With regards to the manufacturers, Chaos & Pain, there’s one reddit comment that I thought perfectly summed them up:
And that’s exactly right: Chaos & Pain are best known for their extreme-o products, an oddity in the world of nootropic supplements. With that in mind it makes sense that Chaos & Pain would go with a risky “stimulant” product for their nootropic that drops the ball on the ingredients that matter (w/r/t dosages).
You may experience some focus with this stack, but it’s doubtful to be of the nootropic variety. Which is a shame considering that they could’ve made something worthwhile with their unique combo of Noopept, Sulbutiamine, & Alpha-GPC.
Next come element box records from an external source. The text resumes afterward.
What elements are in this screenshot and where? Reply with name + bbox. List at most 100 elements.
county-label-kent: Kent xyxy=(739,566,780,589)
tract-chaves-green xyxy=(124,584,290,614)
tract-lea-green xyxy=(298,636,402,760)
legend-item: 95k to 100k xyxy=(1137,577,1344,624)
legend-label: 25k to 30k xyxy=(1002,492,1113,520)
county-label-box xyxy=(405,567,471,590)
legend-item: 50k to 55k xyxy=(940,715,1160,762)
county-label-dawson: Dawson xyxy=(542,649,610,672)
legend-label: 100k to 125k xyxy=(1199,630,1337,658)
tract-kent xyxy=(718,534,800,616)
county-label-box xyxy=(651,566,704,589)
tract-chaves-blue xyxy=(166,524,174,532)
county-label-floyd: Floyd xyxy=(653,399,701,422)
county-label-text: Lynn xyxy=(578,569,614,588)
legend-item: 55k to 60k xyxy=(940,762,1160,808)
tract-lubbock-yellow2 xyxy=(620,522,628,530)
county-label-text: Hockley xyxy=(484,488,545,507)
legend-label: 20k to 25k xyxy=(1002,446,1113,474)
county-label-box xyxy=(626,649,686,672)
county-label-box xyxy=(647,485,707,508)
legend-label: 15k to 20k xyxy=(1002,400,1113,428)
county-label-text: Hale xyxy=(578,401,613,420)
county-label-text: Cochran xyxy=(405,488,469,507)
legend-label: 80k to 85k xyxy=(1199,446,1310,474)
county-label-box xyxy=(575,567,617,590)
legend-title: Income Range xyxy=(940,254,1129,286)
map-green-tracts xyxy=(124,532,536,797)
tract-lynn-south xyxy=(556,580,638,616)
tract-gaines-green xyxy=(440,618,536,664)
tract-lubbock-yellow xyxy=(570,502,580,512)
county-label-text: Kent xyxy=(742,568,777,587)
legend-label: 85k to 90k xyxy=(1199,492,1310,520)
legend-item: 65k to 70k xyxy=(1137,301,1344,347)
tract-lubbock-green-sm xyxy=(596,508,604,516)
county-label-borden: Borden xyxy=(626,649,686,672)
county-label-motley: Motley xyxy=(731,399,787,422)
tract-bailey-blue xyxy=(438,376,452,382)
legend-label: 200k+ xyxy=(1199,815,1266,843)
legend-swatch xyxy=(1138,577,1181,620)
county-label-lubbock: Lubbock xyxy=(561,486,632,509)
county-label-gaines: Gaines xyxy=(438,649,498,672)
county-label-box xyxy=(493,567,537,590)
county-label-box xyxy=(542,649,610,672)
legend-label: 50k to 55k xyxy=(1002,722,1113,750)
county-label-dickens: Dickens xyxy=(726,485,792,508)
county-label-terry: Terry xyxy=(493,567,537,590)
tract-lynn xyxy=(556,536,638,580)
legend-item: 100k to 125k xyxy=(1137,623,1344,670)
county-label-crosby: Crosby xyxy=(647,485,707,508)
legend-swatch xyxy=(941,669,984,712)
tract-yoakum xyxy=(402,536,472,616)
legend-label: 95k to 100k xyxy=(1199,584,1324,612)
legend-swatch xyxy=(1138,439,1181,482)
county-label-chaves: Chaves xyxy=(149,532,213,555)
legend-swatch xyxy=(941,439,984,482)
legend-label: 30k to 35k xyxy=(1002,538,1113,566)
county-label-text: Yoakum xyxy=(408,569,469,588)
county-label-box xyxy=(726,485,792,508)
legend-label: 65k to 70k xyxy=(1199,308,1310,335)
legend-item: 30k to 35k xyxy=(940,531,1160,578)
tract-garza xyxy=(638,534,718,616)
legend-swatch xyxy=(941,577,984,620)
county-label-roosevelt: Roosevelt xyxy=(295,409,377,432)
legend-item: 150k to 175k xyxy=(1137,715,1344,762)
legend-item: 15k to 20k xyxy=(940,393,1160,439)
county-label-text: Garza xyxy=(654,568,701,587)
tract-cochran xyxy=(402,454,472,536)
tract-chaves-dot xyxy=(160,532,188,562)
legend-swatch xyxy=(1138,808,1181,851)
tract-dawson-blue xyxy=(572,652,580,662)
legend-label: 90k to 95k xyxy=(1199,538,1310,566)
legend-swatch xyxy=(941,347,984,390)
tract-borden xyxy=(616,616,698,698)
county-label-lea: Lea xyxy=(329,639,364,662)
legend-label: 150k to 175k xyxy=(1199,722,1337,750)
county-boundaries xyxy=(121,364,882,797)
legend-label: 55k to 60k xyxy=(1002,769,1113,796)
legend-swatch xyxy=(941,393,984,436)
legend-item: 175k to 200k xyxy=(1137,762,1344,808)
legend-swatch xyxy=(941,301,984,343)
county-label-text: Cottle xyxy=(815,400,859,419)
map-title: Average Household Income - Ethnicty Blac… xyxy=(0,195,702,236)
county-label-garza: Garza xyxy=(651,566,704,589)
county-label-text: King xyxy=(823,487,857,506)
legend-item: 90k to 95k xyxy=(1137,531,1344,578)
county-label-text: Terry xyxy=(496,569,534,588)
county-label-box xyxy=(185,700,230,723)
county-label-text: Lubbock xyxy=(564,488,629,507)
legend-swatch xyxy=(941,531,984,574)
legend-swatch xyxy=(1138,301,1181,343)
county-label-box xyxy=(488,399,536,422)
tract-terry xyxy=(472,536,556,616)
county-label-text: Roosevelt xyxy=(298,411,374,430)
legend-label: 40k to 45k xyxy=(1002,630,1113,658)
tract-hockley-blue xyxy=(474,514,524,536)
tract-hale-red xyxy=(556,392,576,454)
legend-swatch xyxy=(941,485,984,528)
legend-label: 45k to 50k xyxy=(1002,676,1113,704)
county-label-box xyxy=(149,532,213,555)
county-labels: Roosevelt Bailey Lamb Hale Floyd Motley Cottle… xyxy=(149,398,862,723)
- Noopept & Sulbutiamine are rare nootropic drugs to premade manufactured stacks. I’m always looking for supplements that can implement them smartly & safely.
- The Alpha-GPC could still use more milligrams, but at least it’s decently dosed. Ginkgo is looking good as well.
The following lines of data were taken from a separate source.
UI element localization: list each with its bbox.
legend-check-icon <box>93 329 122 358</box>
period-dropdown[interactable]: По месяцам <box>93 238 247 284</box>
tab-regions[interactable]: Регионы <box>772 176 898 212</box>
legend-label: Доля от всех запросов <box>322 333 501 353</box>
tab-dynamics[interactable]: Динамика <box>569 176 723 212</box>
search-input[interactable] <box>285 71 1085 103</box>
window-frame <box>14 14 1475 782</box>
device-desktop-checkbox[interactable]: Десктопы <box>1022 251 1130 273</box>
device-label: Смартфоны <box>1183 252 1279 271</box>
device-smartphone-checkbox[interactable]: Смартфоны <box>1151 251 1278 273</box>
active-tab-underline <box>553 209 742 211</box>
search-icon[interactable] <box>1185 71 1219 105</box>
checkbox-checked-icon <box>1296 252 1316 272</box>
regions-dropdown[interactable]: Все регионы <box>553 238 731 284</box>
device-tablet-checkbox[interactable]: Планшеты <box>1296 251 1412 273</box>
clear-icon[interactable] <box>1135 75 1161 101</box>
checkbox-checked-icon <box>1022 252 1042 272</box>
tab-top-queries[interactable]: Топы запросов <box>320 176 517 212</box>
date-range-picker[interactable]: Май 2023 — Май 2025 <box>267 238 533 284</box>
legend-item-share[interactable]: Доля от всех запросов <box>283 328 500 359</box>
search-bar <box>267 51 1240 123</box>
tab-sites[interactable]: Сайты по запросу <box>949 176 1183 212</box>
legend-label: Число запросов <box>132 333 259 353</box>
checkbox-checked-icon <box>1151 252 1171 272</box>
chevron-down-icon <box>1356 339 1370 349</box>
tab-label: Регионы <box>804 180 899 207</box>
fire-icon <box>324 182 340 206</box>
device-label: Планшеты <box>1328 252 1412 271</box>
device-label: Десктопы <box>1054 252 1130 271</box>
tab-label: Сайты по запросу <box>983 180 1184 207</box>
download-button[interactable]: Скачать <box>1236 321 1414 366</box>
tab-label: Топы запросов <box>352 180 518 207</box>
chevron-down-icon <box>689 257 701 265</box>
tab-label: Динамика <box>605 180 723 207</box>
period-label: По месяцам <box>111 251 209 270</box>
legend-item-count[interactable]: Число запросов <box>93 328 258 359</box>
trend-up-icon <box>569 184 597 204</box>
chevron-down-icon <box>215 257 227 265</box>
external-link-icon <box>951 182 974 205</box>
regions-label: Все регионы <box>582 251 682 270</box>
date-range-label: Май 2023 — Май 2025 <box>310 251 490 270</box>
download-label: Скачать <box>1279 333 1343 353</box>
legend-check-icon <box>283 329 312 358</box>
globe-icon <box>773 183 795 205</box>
- Cannibal Genius is cheap, selling its pills for $0.89 per 2 capsules.
- Almost every ingredient is under dosed, nullifying over half of this formula.
- Double-stacking the servings to rectify the previous con isn’t entirely viable due to the risk of Acacia Rigidula and possibly Vitamin D (if the dosage is 625 mcg).
- And let’s talk about that dosage for a second: Sloppy & inconsistent supplement facts is usually indicative of sloppy & inconsistent manufacturing.
- $39.99 for 90 capsules, a 45-day supply
- $0.89 per serving
Who Takes Cannibal Genius?
Extreme-o Meatheads. The Chaos & Pain blog is actually decent reading, if you can find it. But most of their content is geared towards the aggressive, kind of creepy in that cool metalhead sort of way, weightlifters. Their nootropic seems designed for the same audience.
Where to Get It
You can buy Cannibal Genius directly through Chaos & Pain’s website as well as eBay (but no Amazon).
Conclusion: Does Cannibal Genius Work?
The customer reviews on Chaos & Pain’s website speak highly of the product, however… I’m always suspicious of: A) Reviews displayed on the manufacturer’s website, and B) Especially if they’re delivered with pristine grammar. (Was that an appropriate use of the ABC listing methodology? Eh, whatever.)
Cannibal Genius‘ customer reviews are backed by both A) & B), which leads me to think that the formula is essentially hyped up stimulation, in both a pejorative & literal sense: It’s overhyped by shady reviews and delivered overhyped effects, thanks to the stimulation.
Which, by the way, I don’t necessarily qualify stimulation as true brain healthy nootropism.
On that note, Cannibal Genius seems to work for pre-workout, pre-activity, pre-whatever stimulant energy. But I wouldn’t necessarily take it for truly enhanced brain health & function.